This reflection was originally one of two essays I wrote in 2017, during the first-drafting of Quibble, to append to the novel as back matter. (The other essay is forthcoming on Singular Dream as “The Matrix of Want.”) I’ve edited the text since then, but the structure and ideas have remained basically the same. If some of the allusions seem dated, for instance those to clickbait titles on social media, think back about seven years.
With more life experience, I have second thoughts about my childhood escape into fantasy. I now think I was just an imaginative kid with a dearth of experience-rich opportunities at hand, but I was also the child of a man who put extraordinary pressures on me to act older than I was, and that burdened me with guilt and self-loathing. Nonetheless, I’m leaving the essay’s observations just as they are. The analogy is fundamentally right.
The observations towards the end about you-know-who have unfortunately only proven to be more correct as time passes.
PgDn, PgDn, PgDn…
Why use the arrow keys? Why creep through this tedious procession of posts?

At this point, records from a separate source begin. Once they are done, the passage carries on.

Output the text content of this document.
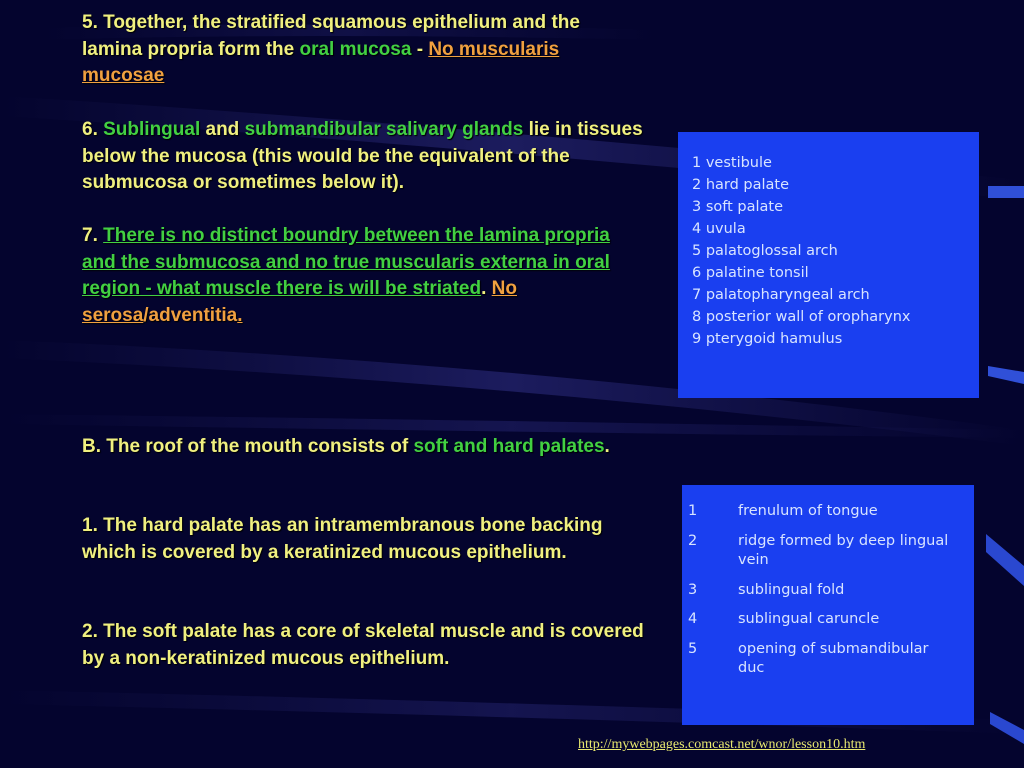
5. Together, the stratified squamous epithelium and the lamina propria form the oral mucosa - No muscularis mucosae

6. Sublingual and submandibular salivary glands lie in tissues below the mucosa (this would be the equivalent of the submucosa or sometimes below it).

7. There is no distinct boundry between the lamina propria and the submucosa and no true muscularis externa in oral region - what muscle there is will be striated. No serosa/adventitia.

B. The roof of the mouth consists of soft and hard palates.

1. The hard palate has an intramembranous bone backing which is covered by a keratinized mucous epithelium.

2. The soft palate has a core of skeletal muscle and is covered by a non-keratinized mucous epithelium.

1 vestibule
2 hard palate
3 soft palate
4 uvula
5 palatoglossal arch
6 palatine tonsil
7 palatopharyngeal arch
8 posterior wall of oropharynx
9 pterygoid hamulus
1	frenulum of tongue
2	ridge formed by deep lingual vein
3	sublingual fold
4	sublingual caruncle
5	opening of submandibular duc
http://mywebpages.comcast.net/wnor/lesson10.htm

Links, images, videos, articles, listicles, news, op-eds, hashtags, screenshots, clickbait, selfies, looping GIFs, emojis, memes, quotations stripped of context.
Nostalgia, outrage, boasting, self-pity, hypercriticism, hypersensitivity, overreaction, callousness, taunting, indignation, self-righteousness, glibness, vilification, slurring, stereotyping, self-censorship, thought-policing.
This Is Why I Don’t Do That Anymore, This Is Why Those People Are Dead Wrong, You’re Deluding Yourself If You Think Such-and-Such, This Is the Most Outrageous-Adorable-Stupid Thing You’ll See Today, Take This Quiz and Find Out Something Totally Pointless, You’ll Never Believe What Happened Next.
Hidden somewhere in all this, sandwiched between the ads and inanities, are a few thoughtful reflections, one or two heartfelt emotions, a savvy critique, now and then a plea for sanity and understanding. But so rare, so elusive.
From day to day, I’m stupefied to see what insipid, self-serving, partisan, paranoid, mindless creatures my fellow human beings can be. What a lack so many people have of scruples, wisdom, and the love of truth! What lowly entertainments they pass the time with! How few are the notions they embrace for merit’s sake rather than for their self-comfort! How many deceits, illusions, and crackpot allegations they echo without a moment’s thought! How eager they are to join a fray!
And how lonely it makes them!
Almost everything I see on social media looks like some desperate soliloquy. Voices crying in a wilderness. Howling wolves.
My laptop never sleeps, even when I do. All night long its whir, low but audible, comes to me through the veil of an eight-hour YouTube video of steadily falling rain.
I can’t sleep anymore without listening to static — the chirring of crickets, crackling of a bonfire, waves crashing on a beach. When at three or four a.m. I at last grow too weary or head-ached to read or watch anything else, I browse to YouTube’s homepage. It knows just what I want. Waiting for me there are four or five appealing options, ready-made ambiances.
Playing a computer game before I go to bed is a mistake. I’ll dream about it: the little stick-figure of Lode Runner will crisscross the backs of my eyelids, digging holes and dodging enemies, or chess pieces will move around on a board.
Coffee in the morning, strong to keep me awake through all the hours I’ll sit in front of the laptop today.
First up, after checking email, is the coterie of sites I visit daily: Facebook, NPR for the news, The Writer’s Almanac for a poem, then back around to YouTube for some music (classical and medieval chant is best) to hear while I write. Along the way, I can be — I frequently am — diverted from cycling completely through this morning ritual. I’ll start scrolling through my Facebook feed (where the PgDn key is my ally), or click a link and go down some rabbit hole. Facebook pipes me towards politics, NPR towards Wikipedia (the deepest rabbit hole). If I’m not very mindful about what I’m there for, YouTube will entice me into an hours-long viewing spree, a binge.
Feed, binge — what apt words! Each day, I end up feeling as if I’ve gorged myself past reason or reckoning. Anything plentiful and pleasurable is potentially addictive, and the human brain is an information sponge.